Effektiver Wärmeproduzent

„Wir haben nun eine einfache und effektive PTT-Methode entwickelt, bei der eine der bekanntesten traditionellen China-Tuschen, die Hu-Kaiwen-Tusche, als Wärmeerzeuger dient“, berichten Yang und seine Kollegen. Für ihre Studie analysierten sie zunächst die Zusammensetzung und stellten fest: Die Hu-Tusche besteht aus Kohlenstoffpartikeln, die ihre höchste Lichtabsorption bei Wellenlängen von 650 bis 900 Nanometern haben.

Die Tuscheteilchen absorbieren damit das Licht genau in dem Bereich des Nahinfrarot, für den Blutzellen und Wasser kaum sensibel sind – und in dem die photothermische Therapie üblicherweise durchgeführt wird. Bestrahlten die Forscher die Tusche mit einem 880 Nanometer-Laser, wandelte sie 39 Prozent des Lichts in Wärme und heizte sich dadurch innerhalb von fünf Minuten auf 55 Grad auf.

Krebszellen abgetötet und markiert

Ob sich die Tusche tatsächlich als Anti-Krebsmittel eignet, testen die Forscher zunächst an einer Krebszell-Kultur. Das Ergebnis: „In der mit Hu-Tusche versetzen Zellkultur waren nach der Bestrahlung fast alle Zellen tot“, berichten Yang und seine Kollegen.
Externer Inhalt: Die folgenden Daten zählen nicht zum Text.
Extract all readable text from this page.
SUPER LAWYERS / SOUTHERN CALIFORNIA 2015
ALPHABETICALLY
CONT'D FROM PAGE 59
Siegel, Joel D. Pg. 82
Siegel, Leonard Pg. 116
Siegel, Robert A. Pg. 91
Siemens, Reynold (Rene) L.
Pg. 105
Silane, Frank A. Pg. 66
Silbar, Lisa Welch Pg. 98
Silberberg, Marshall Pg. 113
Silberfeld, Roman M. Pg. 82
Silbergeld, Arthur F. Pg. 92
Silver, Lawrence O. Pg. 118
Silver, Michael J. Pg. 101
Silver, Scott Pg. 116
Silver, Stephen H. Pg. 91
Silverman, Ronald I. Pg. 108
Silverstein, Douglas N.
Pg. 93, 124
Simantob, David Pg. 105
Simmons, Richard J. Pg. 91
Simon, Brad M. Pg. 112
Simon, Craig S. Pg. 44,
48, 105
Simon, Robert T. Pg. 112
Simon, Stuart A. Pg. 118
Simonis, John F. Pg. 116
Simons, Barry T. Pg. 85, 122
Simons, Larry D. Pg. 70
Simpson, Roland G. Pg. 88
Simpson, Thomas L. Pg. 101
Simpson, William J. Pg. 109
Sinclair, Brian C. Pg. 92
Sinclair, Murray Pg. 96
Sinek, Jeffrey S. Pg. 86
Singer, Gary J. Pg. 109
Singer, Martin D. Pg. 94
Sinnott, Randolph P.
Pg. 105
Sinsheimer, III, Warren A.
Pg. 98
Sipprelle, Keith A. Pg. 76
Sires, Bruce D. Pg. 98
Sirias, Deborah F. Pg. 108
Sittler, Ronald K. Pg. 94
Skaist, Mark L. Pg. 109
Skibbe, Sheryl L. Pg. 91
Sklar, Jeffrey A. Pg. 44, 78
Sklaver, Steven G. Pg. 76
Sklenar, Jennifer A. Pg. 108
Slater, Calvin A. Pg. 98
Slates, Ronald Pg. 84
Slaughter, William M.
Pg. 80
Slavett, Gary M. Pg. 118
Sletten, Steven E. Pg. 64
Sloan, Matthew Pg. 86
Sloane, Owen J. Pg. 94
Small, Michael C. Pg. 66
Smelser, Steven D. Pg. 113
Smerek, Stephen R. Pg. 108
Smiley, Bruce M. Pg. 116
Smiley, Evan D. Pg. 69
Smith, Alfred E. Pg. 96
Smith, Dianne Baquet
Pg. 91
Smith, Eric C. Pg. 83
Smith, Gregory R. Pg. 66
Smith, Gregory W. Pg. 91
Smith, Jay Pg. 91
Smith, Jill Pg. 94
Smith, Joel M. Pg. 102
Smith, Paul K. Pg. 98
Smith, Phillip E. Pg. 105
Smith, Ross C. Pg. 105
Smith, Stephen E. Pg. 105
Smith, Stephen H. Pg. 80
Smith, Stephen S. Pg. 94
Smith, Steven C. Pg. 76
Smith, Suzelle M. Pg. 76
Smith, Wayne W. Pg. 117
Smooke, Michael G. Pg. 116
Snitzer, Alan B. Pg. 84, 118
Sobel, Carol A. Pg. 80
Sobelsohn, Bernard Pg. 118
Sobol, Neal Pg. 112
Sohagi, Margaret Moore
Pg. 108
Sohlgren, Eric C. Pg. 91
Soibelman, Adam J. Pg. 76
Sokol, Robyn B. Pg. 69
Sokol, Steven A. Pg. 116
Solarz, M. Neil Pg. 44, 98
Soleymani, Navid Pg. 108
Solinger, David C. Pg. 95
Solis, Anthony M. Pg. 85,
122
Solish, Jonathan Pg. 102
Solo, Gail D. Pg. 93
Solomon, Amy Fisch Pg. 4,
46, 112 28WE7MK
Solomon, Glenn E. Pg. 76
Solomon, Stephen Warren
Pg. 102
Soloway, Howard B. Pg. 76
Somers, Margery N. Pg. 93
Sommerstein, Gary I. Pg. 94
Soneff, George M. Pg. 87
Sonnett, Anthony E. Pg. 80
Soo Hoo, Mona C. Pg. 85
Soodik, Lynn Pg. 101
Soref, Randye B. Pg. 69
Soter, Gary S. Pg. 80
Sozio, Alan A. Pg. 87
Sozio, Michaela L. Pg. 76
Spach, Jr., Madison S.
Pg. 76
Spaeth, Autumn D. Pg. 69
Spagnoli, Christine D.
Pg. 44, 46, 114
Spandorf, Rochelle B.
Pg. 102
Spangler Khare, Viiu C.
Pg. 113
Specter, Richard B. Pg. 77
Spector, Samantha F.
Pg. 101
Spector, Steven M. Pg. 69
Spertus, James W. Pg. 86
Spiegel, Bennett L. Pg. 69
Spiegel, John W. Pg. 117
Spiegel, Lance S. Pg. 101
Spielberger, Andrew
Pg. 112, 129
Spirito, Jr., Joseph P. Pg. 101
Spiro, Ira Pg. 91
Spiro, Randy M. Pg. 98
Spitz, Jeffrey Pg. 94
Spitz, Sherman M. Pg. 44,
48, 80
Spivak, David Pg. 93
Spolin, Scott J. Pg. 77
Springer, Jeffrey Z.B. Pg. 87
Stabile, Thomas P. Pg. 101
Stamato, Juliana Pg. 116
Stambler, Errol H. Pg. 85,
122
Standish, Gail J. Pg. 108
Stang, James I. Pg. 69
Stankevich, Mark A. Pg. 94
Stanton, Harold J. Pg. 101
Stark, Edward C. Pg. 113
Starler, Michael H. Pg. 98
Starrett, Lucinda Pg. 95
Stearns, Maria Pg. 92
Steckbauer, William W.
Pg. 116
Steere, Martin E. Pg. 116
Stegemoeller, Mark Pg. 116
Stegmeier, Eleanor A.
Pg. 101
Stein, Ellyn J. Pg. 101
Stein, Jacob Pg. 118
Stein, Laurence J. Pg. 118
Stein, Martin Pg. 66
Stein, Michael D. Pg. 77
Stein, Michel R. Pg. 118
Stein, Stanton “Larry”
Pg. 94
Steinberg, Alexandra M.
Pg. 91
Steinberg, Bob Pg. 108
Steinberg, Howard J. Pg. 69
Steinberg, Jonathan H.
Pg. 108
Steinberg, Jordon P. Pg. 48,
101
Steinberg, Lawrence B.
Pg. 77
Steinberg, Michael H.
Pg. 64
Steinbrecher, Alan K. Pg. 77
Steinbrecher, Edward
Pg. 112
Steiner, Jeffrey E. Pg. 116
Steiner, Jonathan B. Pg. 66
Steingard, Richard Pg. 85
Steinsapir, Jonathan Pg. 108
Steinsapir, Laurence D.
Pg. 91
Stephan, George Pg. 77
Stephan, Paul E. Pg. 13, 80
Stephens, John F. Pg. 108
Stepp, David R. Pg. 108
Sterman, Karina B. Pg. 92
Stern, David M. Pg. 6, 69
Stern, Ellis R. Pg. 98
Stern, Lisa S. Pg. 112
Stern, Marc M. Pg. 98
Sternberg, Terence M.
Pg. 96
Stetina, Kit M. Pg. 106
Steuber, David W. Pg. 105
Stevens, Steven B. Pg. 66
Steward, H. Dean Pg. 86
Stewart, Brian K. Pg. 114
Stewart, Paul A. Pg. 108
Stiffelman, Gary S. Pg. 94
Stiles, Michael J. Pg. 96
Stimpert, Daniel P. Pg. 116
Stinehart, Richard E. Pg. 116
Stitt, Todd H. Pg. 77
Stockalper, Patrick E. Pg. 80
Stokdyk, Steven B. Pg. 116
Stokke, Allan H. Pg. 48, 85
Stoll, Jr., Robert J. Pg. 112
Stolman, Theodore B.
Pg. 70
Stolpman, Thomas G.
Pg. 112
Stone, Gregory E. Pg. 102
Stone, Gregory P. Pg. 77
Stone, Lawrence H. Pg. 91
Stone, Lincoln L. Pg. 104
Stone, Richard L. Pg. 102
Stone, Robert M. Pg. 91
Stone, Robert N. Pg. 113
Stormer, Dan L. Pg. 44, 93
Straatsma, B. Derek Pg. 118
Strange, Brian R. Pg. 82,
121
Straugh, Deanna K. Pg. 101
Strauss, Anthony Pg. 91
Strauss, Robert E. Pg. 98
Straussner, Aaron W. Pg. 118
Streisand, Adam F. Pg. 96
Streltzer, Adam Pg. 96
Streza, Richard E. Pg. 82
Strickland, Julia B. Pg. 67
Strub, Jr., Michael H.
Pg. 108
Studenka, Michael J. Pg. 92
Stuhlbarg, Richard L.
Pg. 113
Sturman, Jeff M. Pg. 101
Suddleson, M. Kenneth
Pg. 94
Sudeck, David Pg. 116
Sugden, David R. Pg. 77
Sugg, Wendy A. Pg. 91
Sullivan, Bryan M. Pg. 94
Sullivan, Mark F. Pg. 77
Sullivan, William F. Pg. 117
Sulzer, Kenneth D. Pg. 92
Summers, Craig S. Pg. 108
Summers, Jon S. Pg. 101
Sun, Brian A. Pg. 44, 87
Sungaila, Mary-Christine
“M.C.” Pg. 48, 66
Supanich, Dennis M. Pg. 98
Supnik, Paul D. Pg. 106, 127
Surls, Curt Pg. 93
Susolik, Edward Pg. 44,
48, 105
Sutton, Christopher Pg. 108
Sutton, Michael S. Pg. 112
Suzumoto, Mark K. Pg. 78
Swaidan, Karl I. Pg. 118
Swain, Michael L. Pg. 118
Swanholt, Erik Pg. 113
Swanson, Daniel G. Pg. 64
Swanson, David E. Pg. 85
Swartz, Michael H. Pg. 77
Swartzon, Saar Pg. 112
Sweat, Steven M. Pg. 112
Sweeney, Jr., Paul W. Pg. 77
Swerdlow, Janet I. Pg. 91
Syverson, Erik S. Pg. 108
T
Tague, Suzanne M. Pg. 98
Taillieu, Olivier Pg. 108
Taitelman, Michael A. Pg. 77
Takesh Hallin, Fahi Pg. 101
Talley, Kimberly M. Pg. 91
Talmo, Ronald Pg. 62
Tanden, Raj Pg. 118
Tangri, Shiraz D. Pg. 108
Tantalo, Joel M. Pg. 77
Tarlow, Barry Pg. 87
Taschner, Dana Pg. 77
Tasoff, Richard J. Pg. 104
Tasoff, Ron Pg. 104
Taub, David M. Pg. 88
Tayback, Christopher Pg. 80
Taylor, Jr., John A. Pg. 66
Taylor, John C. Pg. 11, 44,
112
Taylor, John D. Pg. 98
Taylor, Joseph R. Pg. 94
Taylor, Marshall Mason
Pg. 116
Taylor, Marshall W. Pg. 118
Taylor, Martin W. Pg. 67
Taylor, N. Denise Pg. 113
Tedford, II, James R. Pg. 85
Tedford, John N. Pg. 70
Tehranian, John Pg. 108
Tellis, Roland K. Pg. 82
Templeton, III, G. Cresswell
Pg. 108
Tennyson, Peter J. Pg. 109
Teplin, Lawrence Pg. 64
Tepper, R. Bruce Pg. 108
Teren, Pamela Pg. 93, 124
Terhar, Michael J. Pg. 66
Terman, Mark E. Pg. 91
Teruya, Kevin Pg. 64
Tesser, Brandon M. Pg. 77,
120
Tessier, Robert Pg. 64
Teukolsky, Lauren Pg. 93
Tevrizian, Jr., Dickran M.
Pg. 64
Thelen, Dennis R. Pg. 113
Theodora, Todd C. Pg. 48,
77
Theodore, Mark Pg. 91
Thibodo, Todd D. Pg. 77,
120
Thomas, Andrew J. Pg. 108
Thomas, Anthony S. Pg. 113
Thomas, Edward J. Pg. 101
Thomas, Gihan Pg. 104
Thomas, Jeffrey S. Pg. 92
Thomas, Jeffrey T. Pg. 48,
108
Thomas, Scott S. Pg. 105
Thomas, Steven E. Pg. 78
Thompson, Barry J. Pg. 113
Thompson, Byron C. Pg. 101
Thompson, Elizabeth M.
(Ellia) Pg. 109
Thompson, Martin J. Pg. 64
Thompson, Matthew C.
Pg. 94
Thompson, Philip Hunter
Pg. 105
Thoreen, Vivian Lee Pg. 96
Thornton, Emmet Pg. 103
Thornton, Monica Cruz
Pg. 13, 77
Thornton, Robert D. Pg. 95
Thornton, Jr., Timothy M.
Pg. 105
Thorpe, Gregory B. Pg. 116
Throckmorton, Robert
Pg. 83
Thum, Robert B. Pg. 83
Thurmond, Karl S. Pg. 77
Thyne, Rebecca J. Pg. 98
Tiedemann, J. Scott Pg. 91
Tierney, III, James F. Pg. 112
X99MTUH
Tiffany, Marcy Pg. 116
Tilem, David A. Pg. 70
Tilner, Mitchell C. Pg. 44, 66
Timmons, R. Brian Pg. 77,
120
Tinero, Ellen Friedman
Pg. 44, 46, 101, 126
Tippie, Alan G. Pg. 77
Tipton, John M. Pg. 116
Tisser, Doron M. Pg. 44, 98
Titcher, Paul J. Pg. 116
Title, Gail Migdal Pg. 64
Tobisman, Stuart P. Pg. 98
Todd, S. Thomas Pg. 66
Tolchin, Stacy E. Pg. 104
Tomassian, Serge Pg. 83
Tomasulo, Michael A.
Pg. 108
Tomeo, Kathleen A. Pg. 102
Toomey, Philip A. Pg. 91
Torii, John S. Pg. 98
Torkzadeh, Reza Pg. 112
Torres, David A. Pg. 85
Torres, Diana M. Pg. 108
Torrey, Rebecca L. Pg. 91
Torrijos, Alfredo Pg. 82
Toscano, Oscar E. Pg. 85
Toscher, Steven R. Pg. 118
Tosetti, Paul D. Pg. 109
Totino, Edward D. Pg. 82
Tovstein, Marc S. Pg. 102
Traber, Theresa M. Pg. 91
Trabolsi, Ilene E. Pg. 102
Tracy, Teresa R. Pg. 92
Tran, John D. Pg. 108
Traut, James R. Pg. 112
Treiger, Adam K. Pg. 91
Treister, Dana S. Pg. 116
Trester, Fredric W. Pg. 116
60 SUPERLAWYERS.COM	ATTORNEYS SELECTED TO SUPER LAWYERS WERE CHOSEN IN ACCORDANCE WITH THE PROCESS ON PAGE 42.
Ähnlich erfolgreich waren Versuche mit lebenden Mäusen. Die Tiere hatten einen Krebstumor an der Pfote, der bereits angefangen hatte zu streuen. Die Forscher injizierten die Tusche in den Tumor und bestrahlten ihn 24 Stunden später Nahinfrarotlicht. Innerhalb weniger Minuten heizte sich das Tumorgewebe bis auf knapp 59 Grad auf. „Das ist ausreichend, um die Tumorzellen abzutöten“, berichten Yang und seine Kollegen. Schäden an normalen Gewebe oder andere Nebenwirkungen traten dabei nicht auf.
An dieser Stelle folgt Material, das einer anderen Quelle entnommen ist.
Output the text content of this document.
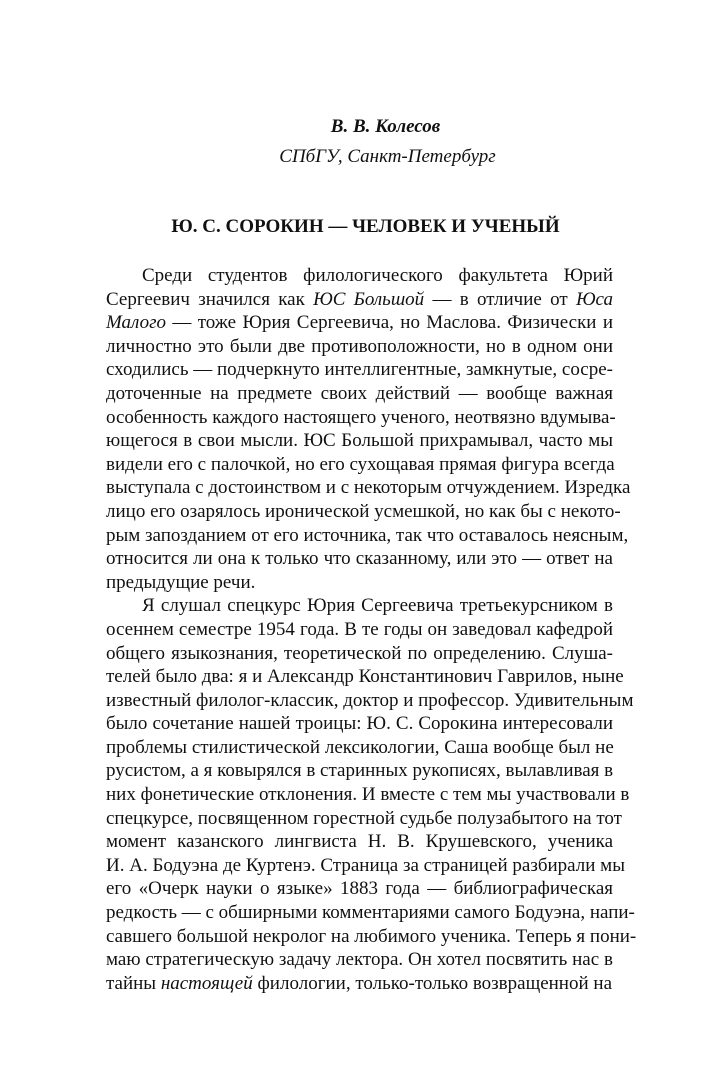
В. В. Колесов

СПбГУ, Санкт-Петербург

Ю. С. СОРОКИН — ЧЕЛОВЕК И УЧЕНЫЙ
Среди студентов филологического факультета Юрий
Сергеевич значился как ЮС Большой — в отличие от Юса
Малого — тоже Юрия Сергеевича, но Маслова. Физически и
личностно это были две противоположности, но в одном они
сходились — подчеркнуто интеллигентные, замкнутые, сосре-
доточенные на предмете своих действий — вообще важная
особенность каждого настоящего ученого, неотвязно вдумыва-
ющегося в свои мысли. ЮС Большой прихрамывал, часто мы
видели его с палочкой, но его сухощавая прямая фигура всегда
выступала с достоинством и с некоторым отчуждением. Изредка
лицо его озарялось иронической усмешкой, но как бы с некото-
рым запозданием от его источника, так что оставалось неясным,
относится ли она к только что сказанному, или это — ответ на
предыдущие речи.
Я слушал спецкурс Юрия Сергеевича третьекурсником в
осеннем семестре 1954 года. В те годы он заведовал кафедрой
общего языкознания, теоретической по определению. Слуша-
телей было два: я и Александр Константинович Гаврилов, ныне
известный филолог-классик, доктор и профессор. Удивительным
было сочетание нашей троицы: Ю. С. Сорокина интересовали
проблемы стилистической лексикологии, Саша вообще был не
русистом, а я ковырялся в старинных рукописях, вылавливая в
них фонетические отклонения. И вместе с тем мы участвовали в
спецкурсе, посвященном горестной судьбе полузабытого на тот
момент казанского лингвиста Н. В. Крушевского, ученика
И. А. Бодуэна де Куртенэ. Страница за страницей разбирали мы
его «Очерк науки о языке» 1883 года — библиографическая
редкость — с обширными комментариями самого Бодуэна, напи-
савшего большой некролог на любимого ученика. Теперь я пони-
маю стратегическую задачу лектора. Он хотел посвятить нас в
тайны настоящей филологии, только-только возвращенной на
Marker für befallene Lymphknoten

Noch spannender aber könnte eine weitere Eigenschaft der Tusche sein: Sie reichert sich in den Krebszellen an und wandert mit ihnen durch den Körper. Weil die Tusche auf Bestrahlung mit Wärme und Fluoreszenz reagiert, lassen sich diese Metastasen so markieren und aufspüren. Wurde den Mäusen die Tuschelösung in den Primärtumor gespritzt, konnten die Forscher 24 Stunden später die verräterischen Signale der Tusche in den umliegenden Lymphknoten nachweisen.
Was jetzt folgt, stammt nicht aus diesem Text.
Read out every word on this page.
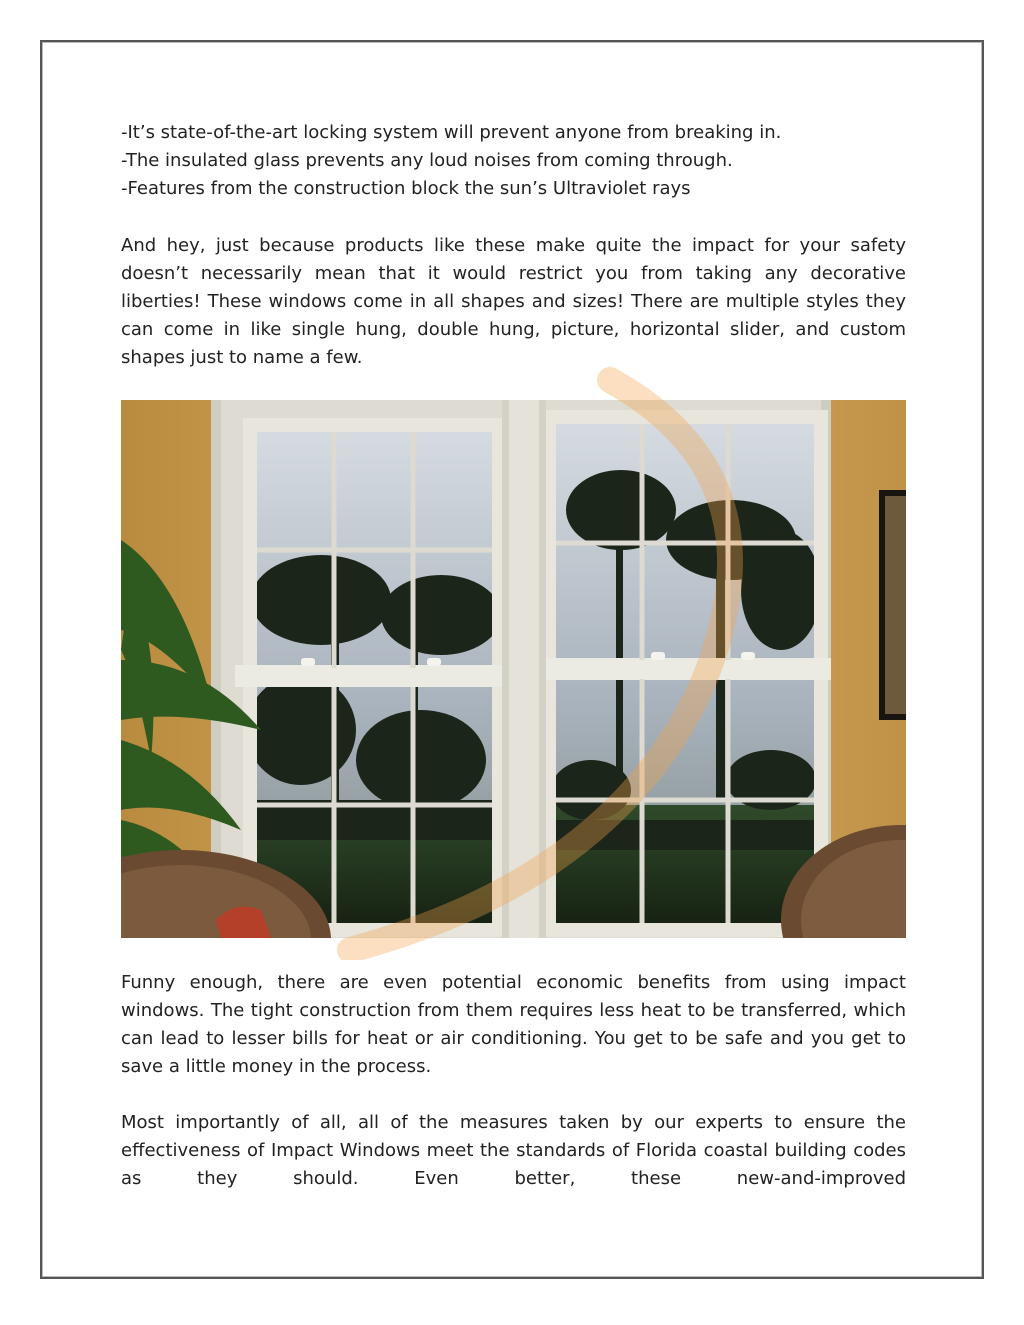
-It’s state-of-the-art locking system will prevent anyone from breaking in.

-The insulated glass prevents any loud noises from coming through.

-Features from the construction block the sun’s Ultraviolet rays

And hey, just because products like these make quite the impact for your safety doesn’t necessarily mean that it would restrict you from taking any decorative liberties! These windows come in all shapes and sizes! There are multiple styles they can come in like single hung, double hung, picture, horizontal slider, and custom shapes just to name a few.

Funny enough, there are even potential economic benefits from using impact windows. The tight construction from them requires less heat to be transferred, which can lead to lesser bills for heat or air conditioning. You get to be safe and you get to save a little money in the process.

Most importantly of all, all of the measures taken by our experts to ensure the effectiveness of Impact Windows meet the standards of Florida coastal building codes as they should. Even better, these new-and-improved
„Damit eignet sich die Hu-Tusche einerseits als Marker zum Aufspüren von befallenen Lymphknoten, andererseits aber kann man durch sie diese Lymphknoten dann auch direkt mittels PTT zerstören“, konstatieren die Forscher. „Damit hat diese traditionelle Tusche ein bemerkenswertes Potenzial für den künftigen klinischen Einsatz.“ (ACS Omega, 2017; doi: 10.1021/acsomega.7b00993)

(American Chemical Society, 29.09.2017 – NPO)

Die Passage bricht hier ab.